The station was the final one needed so LNG-powered semis could make the run from the port of Los Angeles all the way to Salt Lake City. Instead of diesel made from imported crude, Obama said, the trucks can be fueled with domestic natural gas.
The President is asking Congress to provide tax incentives for both LNG-powered trucks and refueling infrastructure to speed that transition, but addition of both vehicles and service stations is already accelerating with private venture funding.
The incentive is economics, with both capital and fuel costs shifting in LNG’s favor.
LNG fuel is running as much as $1.50 per gallon equivalent less than diesel, says Bruce Russell of Clean Energy Fuels, which built the Las Vegas station. For a trucker who buys 20,000 gallons of diesel a year, he says, that adds up quickly.
LNG-powered trucks have been available, but just two years ago they cost $65-80,000 more per rig than conventional diesels. Bipartisan bills to give tax breaks for the difference has not moved in Congress.
Truck Companies Climb Aboard
But Russell said the differential is shrinking as more truck and engine manufacturers offer LNG models, including Cummins-Westport, Kenworth, PACCAR-owned Peterbilt, Navistar, Freightliner and Caterpillar. Now, he said, with the wide fuel price spread, many models can pay back their price differential within the first year.
At the same time, Clean Energy Fuels has partnered with Pilot/Flying J truck stops to install refueling pumps at 150 locations along major Interstate trucking routes by the end of 2013, and plans at least 100 more, Russell said.

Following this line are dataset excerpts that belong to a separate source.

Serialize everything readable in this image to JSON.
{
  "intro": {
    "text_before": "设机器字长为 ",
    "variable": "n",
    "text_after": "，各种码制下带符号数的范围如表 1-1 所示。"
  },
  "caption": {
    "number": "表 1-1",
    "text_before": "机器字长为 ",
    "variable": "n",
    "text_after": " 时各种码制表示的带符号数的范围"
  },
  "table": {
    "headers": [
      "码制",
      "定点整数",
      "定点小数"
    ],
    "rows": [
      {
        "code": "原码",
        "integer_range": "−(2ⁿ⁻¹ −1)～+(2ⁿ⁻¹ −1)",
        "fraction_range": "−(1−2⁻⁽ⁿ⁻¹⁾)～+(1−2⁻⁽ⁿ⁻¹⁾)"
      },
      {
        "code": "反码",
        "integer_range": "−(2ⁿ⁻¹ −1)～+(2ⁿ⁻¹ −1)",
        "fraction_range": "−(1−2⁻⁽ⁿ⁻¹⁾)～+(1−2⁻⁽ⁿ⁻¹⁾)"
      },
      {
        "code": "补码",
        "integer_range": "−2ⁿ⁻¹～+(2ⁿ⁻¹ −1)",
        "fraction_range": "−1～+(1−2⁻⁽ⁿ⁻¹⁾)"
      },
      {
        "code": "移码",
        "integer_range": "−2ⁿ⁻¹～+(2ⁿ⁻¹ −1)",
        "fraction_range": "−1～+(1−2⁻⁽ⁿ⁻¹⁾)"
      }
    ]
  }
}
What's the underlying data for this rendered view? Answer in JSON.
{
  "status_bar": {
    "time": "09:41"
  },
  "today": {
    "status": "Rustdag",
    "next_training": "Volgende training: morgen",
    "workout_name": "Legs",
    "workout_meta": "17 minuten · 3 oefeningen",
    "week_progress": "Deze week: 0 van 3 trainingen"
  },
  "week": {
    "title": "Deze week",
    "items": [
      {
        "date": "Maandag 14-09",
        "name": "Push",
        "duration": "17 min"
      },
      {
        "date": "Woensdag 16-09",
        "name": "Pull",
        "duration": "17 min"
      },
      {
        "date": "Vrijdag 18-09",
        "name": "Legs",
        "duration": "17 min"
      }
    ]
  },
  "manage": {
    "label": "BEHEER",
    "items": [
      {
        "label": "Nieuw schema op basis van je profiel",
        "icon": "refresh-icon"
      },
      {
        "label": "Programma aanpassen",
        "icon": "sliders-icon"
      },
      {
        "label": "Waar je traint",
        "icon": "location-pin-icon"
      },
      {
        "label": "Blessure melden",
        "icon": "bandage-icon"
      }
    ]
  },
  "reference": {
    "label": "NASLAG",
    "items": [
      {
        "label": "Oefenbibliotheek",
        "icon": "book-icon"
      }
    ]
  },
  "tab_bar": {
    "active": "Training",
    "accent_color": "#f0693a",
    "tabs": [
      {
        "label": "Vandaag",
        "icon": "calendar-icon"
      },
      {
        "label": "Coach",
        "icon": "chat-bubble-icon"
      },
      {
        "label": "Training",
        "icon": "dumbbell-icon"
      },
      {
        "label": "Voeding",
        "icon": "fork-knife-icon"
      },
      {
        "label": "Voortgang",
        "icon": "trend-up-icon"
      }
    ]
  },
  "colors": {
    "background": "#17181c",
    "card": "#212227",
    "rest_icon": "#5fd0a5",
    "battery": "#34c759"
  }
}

New locations are opening “weekly,” he said.
“The goal is coast to coast and border to border,” he said, so LNG trucks can go anywhere diesel rigs do.
His company has been trying to expand natural gas use in transportation for a dozen years, he noted, but suddenly “it’s coming together very fast.” Until recently, most of Clean Energy Fuels’ work was providing compressed natural gas (CNG) refueling equipment for municipalities and corporations wanting to convert their medium- and light-duty trucks and buses.
A big step forward for CNG and LNG came when the ports of Los Angeles and Long Beach, trying to improve their air quality, decided to bar all but the newest diesel trucks from the port, phasing in restrictions over 2008-12. Literally thousands of trucks of all sizes service the port, and the decision created new demand for clean-fuel trucks.
Clean Energy Fuels installed two LNG refueling stations near the ports, and then began looking with other private and public entities at the routes out of the ports. For a station in Ontario, CA and the latest one in Las Vegas, Clean Energy Fuels worked with UPS, which is buying LNG rigs in part with stimulus funding channeled through the South Coast Air Quality Management District.
Clean Energy Fuels last year raised $450 million in capital, including from gas producer Chesapeake Energy, that will fund the venture with Pilot/Flying J.
Until now, LNG use has been concentrated in the Los Angeles and Houston areas, Russell said, but soon “we’re going to be all around the country,” focusing on the busiest trucking corridors.
The company says it plans LNG refueling on routes from Los Angeles to Dallas, TX; between Houston, San Antonio and Dallas; Houston to Chicago; Chicago to Atlanta; and along major Midwestern interstates.
Photo Caption: SF Recycling & Disposal, Inc. employee Arturo Vides monitors a liquid natural gas (LNG) hose as he fills a truck tank in San Francisco, California.